Nachhaltigkeitsziele:Ehemalige Staats- und Regierungschefs appellieren an künftige Koalitionäre

Lesezeit: 3 Min.

Kampf gegen die globale Armut: Ein Kind in der Zentralafrikanischen Republik schleppt Trinkwasser, das seiner Familie von Hilfsorganisationen zugeteilt wurde.
Kampf gegen die globale Armut: Ein Kind in der Zentralafrikanischen Republik schleppt Trinkwasser, das seiner Familie von Hilfsorganisationen zugeteilt wurde. (Foto: Sylvain Cherkaoui/obs/dpa)

In Berlin verhandeln Union und SPD nun auch über die künftige Entwicklungspolitik. Weil die in vielen Ländern zurückgefahren wird, wächst die Verantwortung Deutschlands – findet eine Gruppe einstiger Spitzenpolitiker.

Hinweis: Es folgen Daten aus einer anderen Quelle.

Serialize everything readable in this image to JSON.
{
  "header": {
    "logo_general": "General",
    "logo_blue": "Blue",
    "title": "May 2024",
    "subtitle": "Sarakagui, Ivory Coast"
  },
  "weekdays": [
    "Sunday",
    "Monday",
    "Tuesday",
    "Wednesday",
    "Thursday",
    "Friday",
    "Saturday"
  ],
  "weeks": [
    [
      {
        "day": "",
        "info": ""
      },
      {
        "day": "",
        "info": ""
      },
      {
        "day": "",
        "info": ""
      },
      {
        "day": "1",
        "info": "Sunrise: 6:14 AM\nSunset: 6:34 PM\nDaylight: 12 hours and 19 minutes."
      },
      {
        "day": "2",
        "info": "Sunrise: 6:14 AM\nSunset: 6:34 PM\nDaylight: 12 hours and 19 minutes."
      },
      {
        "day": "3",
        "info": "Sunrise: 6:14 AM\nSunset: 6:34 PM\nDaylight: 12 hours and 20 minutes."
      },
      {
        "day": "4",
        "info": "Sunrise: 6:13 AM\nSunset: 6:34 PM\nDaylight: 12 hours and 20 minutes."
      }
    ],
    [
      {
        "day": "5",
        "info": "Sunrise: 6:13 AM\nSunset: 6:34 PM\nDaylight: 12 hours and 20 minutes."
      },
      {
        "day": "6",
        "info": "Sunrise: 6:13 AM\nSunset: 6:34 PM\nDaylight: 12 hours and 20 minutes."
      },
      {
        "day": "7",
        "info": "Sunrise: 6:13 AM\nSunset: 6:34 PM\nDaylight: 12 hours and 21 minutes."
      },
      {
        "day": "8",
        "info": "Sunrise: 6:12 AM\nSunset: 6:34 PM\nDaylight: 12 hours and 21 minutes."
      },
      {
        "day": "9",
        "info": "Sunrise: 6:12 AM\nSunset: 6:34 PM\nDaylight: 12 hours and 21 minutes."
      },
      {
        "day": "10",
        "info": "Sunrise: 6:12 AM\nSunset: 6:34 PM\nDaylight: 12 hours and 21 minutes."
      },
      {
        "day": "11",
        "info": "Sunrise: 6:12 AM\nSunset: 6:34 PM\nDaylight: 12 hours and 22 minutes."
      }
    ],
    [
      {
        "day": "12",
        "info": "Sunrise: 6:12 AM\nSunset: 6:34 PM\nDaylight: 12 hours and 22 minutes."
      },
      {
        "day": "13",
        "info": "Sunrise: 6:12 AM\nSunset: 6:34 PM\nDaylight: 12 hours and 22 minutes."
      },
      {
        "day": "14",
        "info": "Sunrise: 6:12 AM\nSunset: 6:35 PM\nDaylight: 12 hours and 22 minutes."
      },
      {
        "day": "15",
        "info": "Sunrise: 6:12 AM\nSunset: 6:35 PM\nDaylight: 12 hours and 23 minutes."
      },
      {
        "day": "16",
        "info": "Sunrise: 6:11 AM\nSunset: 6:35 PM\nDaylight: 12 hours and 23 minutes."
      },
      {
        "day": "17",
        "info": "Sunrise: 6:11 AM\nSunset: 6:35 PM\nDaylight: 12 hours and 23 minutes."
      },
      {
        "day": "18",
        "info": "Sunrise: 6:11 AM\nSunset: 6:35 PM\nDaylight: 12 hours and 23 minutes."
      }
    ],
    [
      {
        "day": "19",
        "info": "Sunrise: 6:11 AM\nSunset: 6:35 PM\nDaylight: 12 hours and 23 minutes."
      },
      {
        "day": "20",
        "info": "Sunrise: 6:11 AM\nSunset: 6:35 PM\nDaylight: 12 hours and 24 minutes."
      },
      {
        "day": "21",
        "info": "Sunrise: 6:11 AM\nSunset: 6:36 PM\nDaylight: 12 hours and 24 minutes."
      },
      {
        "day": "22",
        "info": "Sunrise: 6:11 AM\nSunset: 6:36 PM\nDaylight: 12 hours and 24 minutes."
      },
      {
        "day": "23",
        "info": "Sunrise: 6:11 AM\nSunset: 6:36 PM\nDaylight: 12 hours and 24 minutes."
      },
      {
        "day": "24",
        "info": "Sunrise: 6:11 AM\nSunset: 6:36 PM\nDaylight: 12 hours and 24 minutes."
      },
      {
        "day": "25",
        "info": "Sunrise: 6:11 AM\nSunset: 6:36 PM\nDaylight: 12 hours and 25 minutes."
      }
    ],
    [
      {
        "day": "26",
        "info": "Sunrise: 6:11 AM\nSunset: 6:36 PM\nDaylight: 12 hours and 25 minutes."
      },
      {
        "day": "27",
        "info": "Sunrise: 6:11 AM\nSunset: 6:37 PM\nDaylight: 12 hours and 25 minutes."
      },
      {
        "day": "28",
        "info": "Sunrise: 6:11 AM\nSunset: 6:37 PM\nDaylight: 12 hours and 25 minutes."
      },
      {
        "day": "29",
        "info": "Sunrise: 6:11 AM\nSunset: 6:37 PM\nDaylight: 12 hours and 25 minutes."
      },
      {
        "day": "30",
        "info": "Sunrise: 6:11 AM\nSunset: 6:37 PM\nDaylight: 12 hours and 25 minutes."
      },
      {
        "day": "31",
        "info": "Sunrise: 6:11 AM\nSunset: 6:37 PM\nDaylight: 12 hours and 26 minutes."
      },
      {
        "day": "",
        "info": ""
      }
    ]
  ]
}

Von Michael Bauchmüller, Berlin

Wenn sich der Rauch um Sondervermögen und Grundgesetzänderungen gelegt hat, geht es für Union und SPD wieder um die Zukunft – um die ihrer Regierung. Denn längst tagen schon die Arbeitsgruppen, die einen künftigen Koalitionsvertrag aushandeln sollen. Und eine dieser Arbeitsgruppen bekommt an diesem Mittwoch Post: Jene, die sich um „Außen und Verteidigung, Entwicklungszusammenarbeit und Menschenrechte“ kümmert. Der Absender ist nicht irgendjemand.

Vier ehemalige Staats- und Regierungschefs haben einen offenen Brief verfasst, er liegt der Süddeutschen Zeitung vor. „Die Welt zählt auf Sie“, heißt es darin. Es geht um Deutschlands Rolle bei der internationalen Entwicklungsfinanzierung, konkret: um die Frage, ob sich die Nachhaltigkeitsziele der Vereinten Nationen noch erreichen lassen. Und das auch in Zeiten, in denen sich Staaten mehr und mehr aus der internationalen Zusammenarbeit zurückziehen.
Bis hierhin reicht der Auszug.